I need to make something with the track. For that I'll need to just go and buy more track, of course. There's only so much you can do with two points, a circle, and a few straights.

Part of the problem is that I'm drowning in cable already. I could alleviate that a little by replacing the k83 decoders with one track-mounted digital decoder per point, although that isn't cheap. But the main source of cabling issues is the sensors. Each one requires two cables to an s88 decoder, and I already have eight. That's a lot of cable for one circle and two sidings on a pure-digital network. Since you can only chain up to four s88 decoders in a row to one Märklin digital interface unit I guess at least there's an upper limit of 64 pieces of cable... but that's still a lot of cable and makes redesigning the layout very awkward.

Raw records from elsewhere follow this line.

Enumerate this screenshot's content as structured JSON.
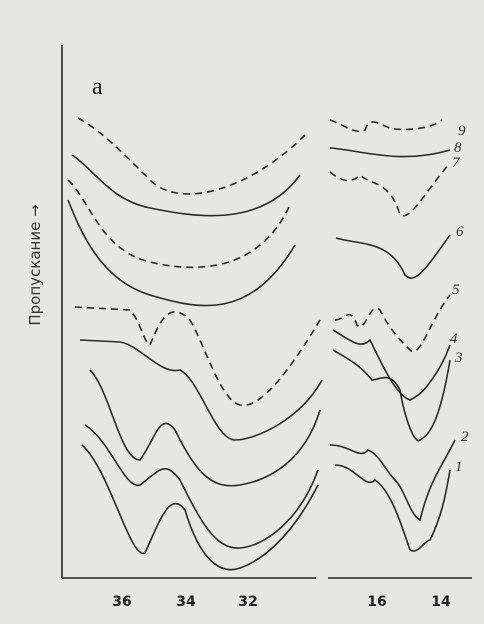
{
  "figure": {
    "panel_label": "а",
    "y_label": "Пропускание →",
    "x_ticks": [
      "36",
      "34",
      "32",
      "16",
      "14"
    ],
    "curve_labels": [
      "9",
      "8",
      "7",
      "6",
      "5",
      "4",
      "3",
      "2",
      "1"
    ]
  }
}
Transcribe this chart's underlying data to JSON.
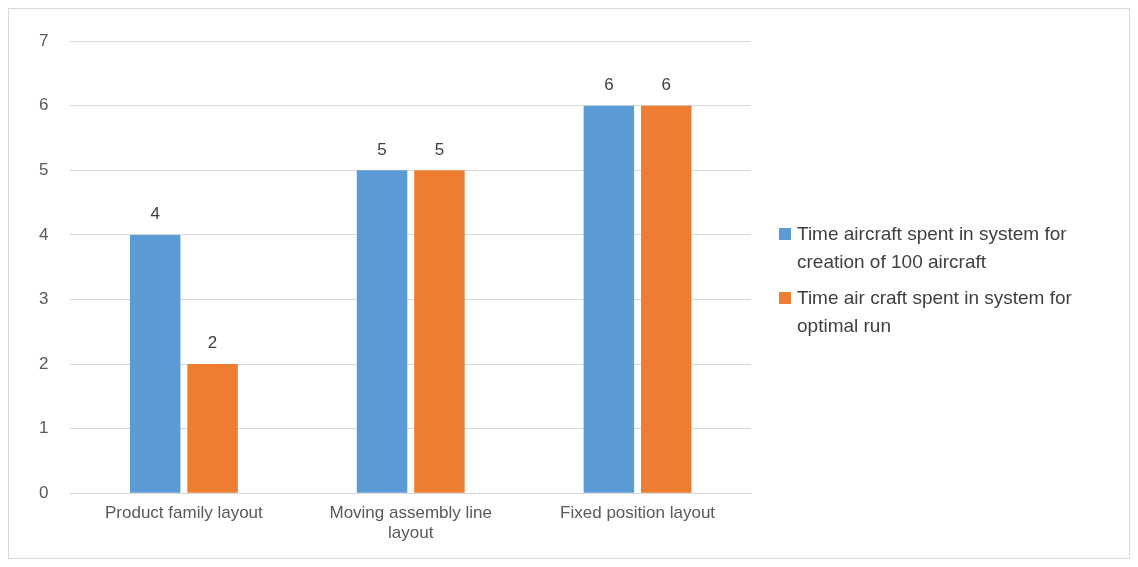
{
  "chart_data": {
    "type": "bar",
    "categories": [
      "Product family layout",
      "Moving assembly line layout",
      "Fixed position layout"
    ],
    "series": [
      {
        "name": "Time aircraft spent in system for creation of 100 aircraft",
        "color": "#5b9bd5",
        "values": [
          4,
          5,
          6
        ]
      },
      {
        "name": "Time air craft spent in system for optimal run",
        "color": "#ed7d31",
        "values": [
          2,
          5,
          6
        ]
      }
    ],
    "ylim": [
      0,
      7
    ],
    "yticks": [
      0,
      1,
      2,
      3,
      4,
      5,
      6,
      7
    ],
    "grid": "y",
    "legend": "right",
    "data_labels": true
  }
}
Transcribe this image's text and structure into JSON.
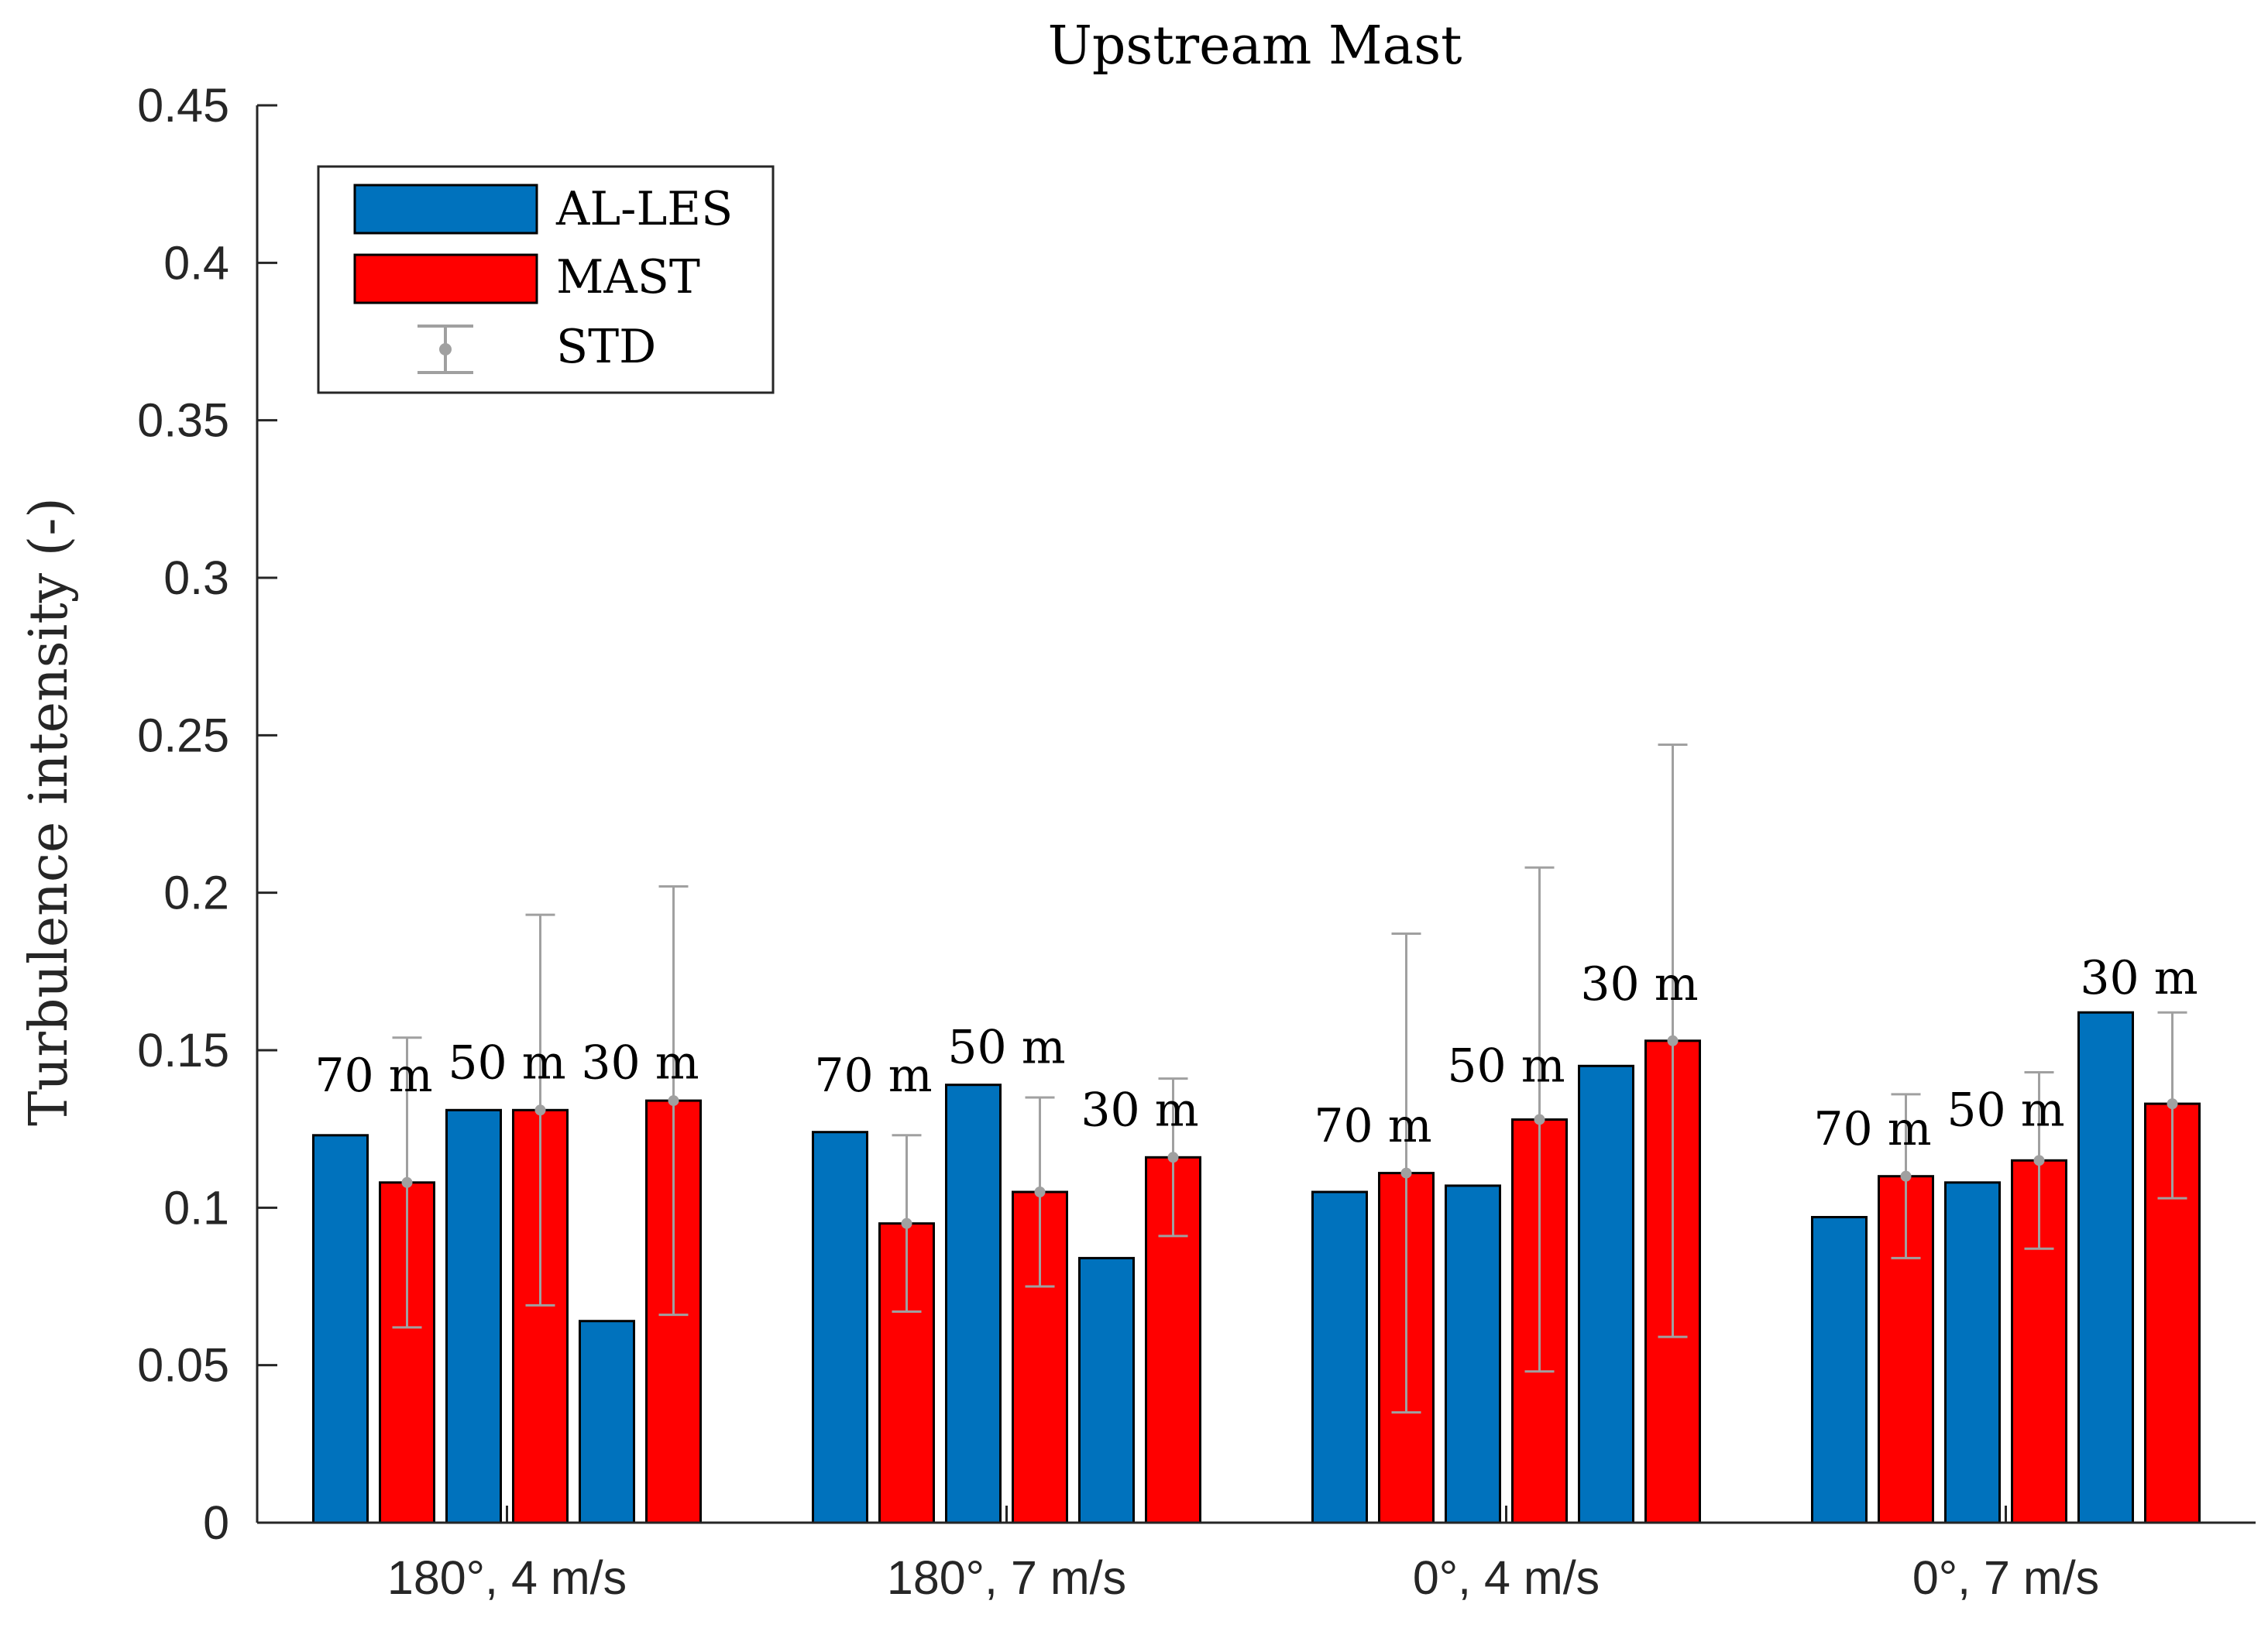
{
  "chart_data": {
    "type": "bar",
    "title": "Upstream Mast",
    "xlabel": "",
    "ylabel": "Turbulence intensity (-)",
    "ylim": [
      0,
      0.45
    ],
    "yticks": [
      0,
      0.05,
      0.1,
      0.15,
      0.2,
      0.25,
      0.3,
      0.35,
      0.4,
      0.45
    ],
    "ytick_labels": [
      "0",
      "0.05",
      "0.1",
      "0.15",
      "0.2",
      "0.25",
      "0.3",
      "0.35",
      "0.4",
      "0.45"
    ],
    "grid": false,
    "legend_position": "top-left",
    "categories": [
      "180°, 4 m/s",
      "180°, 7 m/s",
      "0°, 4 m/s",
      "0°, 7 m/s"
    ],
    "heights": [
      "70 m",
      "50 m",
      "30 m"
    ],
    "series": [
      {
        "name": "AL-LES",
        "color": "#0072BD",
        "values": [
          [
            0.123,
            0.131,
            0.064
          ],
          [
            0.124,
            0.139,
            0.084
          ],
          [
            0.105,
            0.107,
            0.145
          ],
          [
            0.097,
            0.108,
            0.162
          ]
        ]
      },
      {
        "name": "MAST",
        "color": "#FF0000",
        "values": [
          [
            0.108,
            0.131,
            0.134
          ],
          [
            0.095,
            0.105,
            0.116
          ],
          [
            0.111,
            0.128,
            0.153
          ],
          [
            0.11,
            0.115,
            0.133
          ]
        ]
      }
    ],
    "error_bars": {
      "name": "STD",
      "color": "#A0A0A0",
      "applies_to": "MAST",
      "lower": [
        [
          0.062,
          0.069,
          0.066
        ],
        [
          0.067,
          0.075,
          0.091
        ],
        [
          0.035,
          0.048,
          0.059
        ],
        [
          0.084,
          0.087,
          0.103
        ]
      ],
      "upper": [
        [
          0.154,
          0.193,
          0.202
        ],
        [
          0.123,
          0.135,
          0.141
        ],
        [
          0.187,
          0.208,
          0.247
        ],
        [
          0.136,
          0.143,
          0.162
        ]
      ]
    },
    "annotations": [
      {
        "text": "70 m",
        "group": 0,
        "height_index": 0,
        "value": 0.137
      },
      {
        "text": "50 m",
        "group": 0,
        "height_index": 1,
        "value": 0.141
      },
      {
        "text": "30 m",
        "group": 0,
        "height_index": 2,
        "value": 0.141
      },
      {
        "text": "70 m",
        "group": 1,
        "height_index": 0,
        "value": 0.137
      },
      {
        "text": "50 m",
        "group": 1,
        "height_index": 1,
        "value": 0.146
      },
      {
        "text": "30 m",
        "group": 1,
        "height_index": 2,
        "value": 0.126
      },
      {
        "text": "70 m",
        "group": 2,
        "height_index": 0,
        "value": 0.121
      },
      {
        "text": "50 m",
        "group": 2,
        "height_index": 1,
        "value": 0.14
      },
      {
        "text": "30 m",
        "group": 2,
        "height_index": 2,
        "value": 0.166
      },
      {
        "text": "70 m",
        "group": 3,
        "height_index": 0,
        "value": 0.12
      },
      {
        "text": "50 m",
        "group": 3,
        "height_index": 1,
        "value": 0.126
      },
      {
        "text": "30 m",
        "group": 3,
        "height_index": 2,
        "value": 0.168
      }
    ]
  }
}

Sensors are great, though, so it is worth it. I love writing code that detects where the trains are on the layout and reacts accordingly. I've always found that getting computers to do things for me is more satisfying than doing them myself, and all the more so when the "thing" in question is physically moving stuff around. I've long dreamt of one day having a huge layout go all the way around my house at eye-level, all computer-controlled so it does appropriate things like switch on the train's lights when the room is dark and run around the bedroom when it's time to wake me up and run to the entrance hall when visitors ring the doorbell, etc. Maybe I'll even be lucky enough to find a girl who thinks that living with me and such a setup is a great idea!

Hey, a man can dream.

Other projects I have going on include playing Voidwars, writing a genetic-algorithm client-side NPC for Voidwars2, and occasionally working on Mozbot. So far, though, nothing to report on those.